For those without insurance, non-emergency patients will have to pay
$140 to be treated at St. Lucie Medical or JFK.

Dr. Jean Malecki, director of the Palm Beach County Health Department, which runs five health centers for low-income residents, said she had no problem with the new policy.

"Emergency rooms should be used for emergencies," she said.

But the approach has its detractors.

"I don't like it," said Dr. Michael Collins, director of the emergency department at Jupiter Medical Center. He said the policy may leave a doctor susceptible to a lawsuit if a turned-away patient is later found to be seriously ill.

"I don't want to be the doctor to look someone in the eye and say, 'I can't treat you unless you pay me,' " he said.
Ok before I get started, I have to disclose HCA is a former employer of mine.
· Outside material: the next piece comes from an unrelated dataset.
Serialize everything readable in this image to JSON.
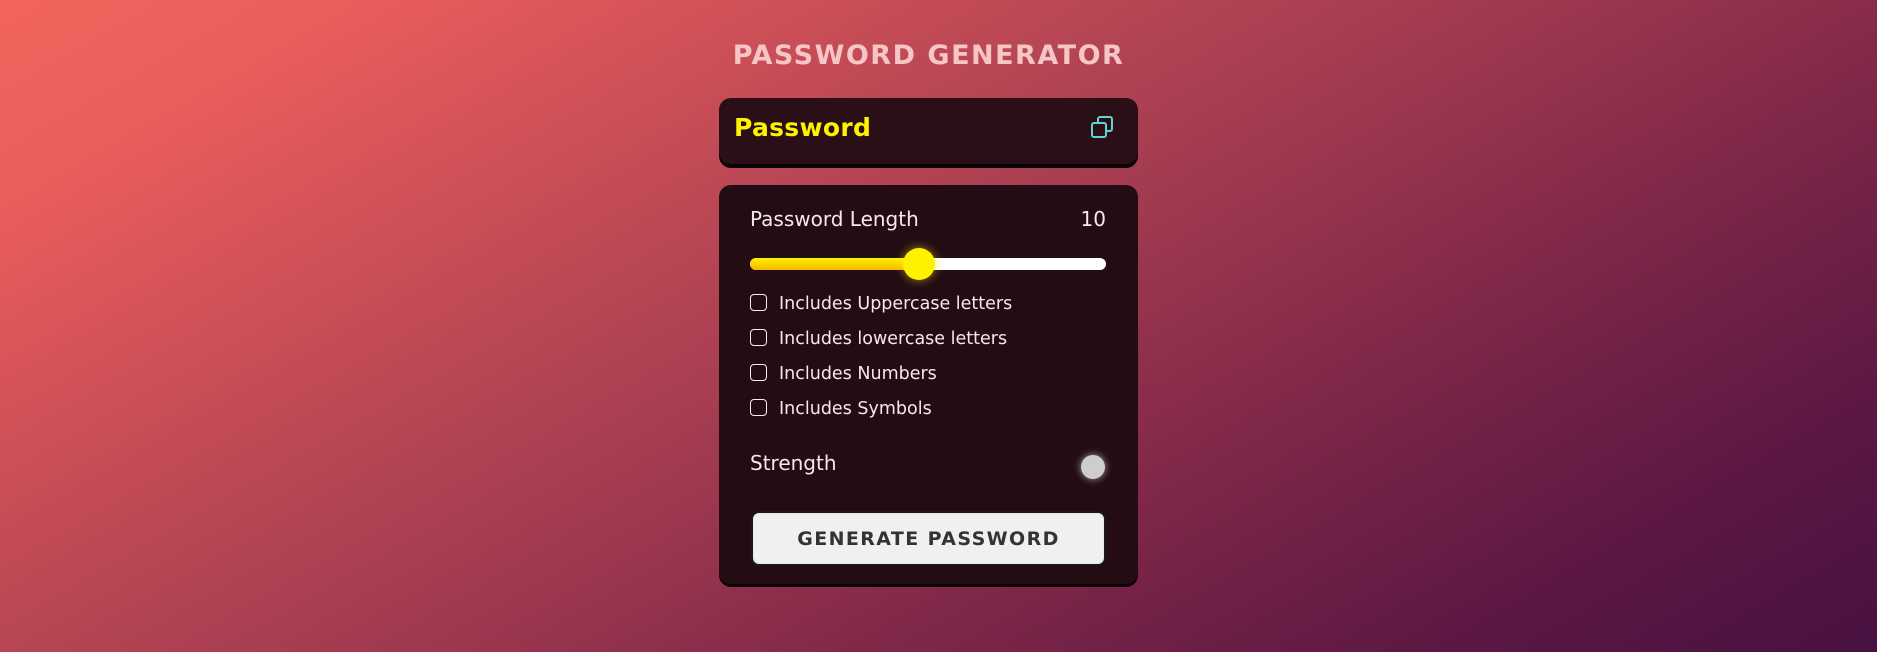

I see several problems with this policy. The first of which is stated by Dr. Collins. While patients will get triaged and probably seen by a Physician Assistant, alot of the small problems they list are sometimes warning signs of much more serious problems. Does a ER want to take that risk if the patient can't afford to pay?

If you want proof of what can go wrong, read this. Eric Dolch is still in a coma a year later. Some of the symptoms mentioned in today's article can be signs of meningitis.

How strictly will a hospital enforce this? Doctors are more likely to err on the side of caution for fear of a malpractice lawsuit.

By the way, how much will the hospital charge? I can tell from past experience, how hospitals or medical facility can wrongly charge a patient. My wife had an MRI in April, JFK had my wife pay $130 upfront, but our portion of the bill came out to $70. The wife charged it, when I got notification of benefits I immediately called JFK's billing center only to get a run around. Then I called the local business office and had my credit card immediately refunded the difference.

I was lucky, because I paid by credit card. If you pay by cash or check, you'll wait and wait and wait..... for any reimbursement from the hospital. Trust me, been there and done that too with a medical provider.

Emergency rooms should be for emergencies or off hours medical help. The trouble is, not all emergencies can be immediately diagnosed. What do you think?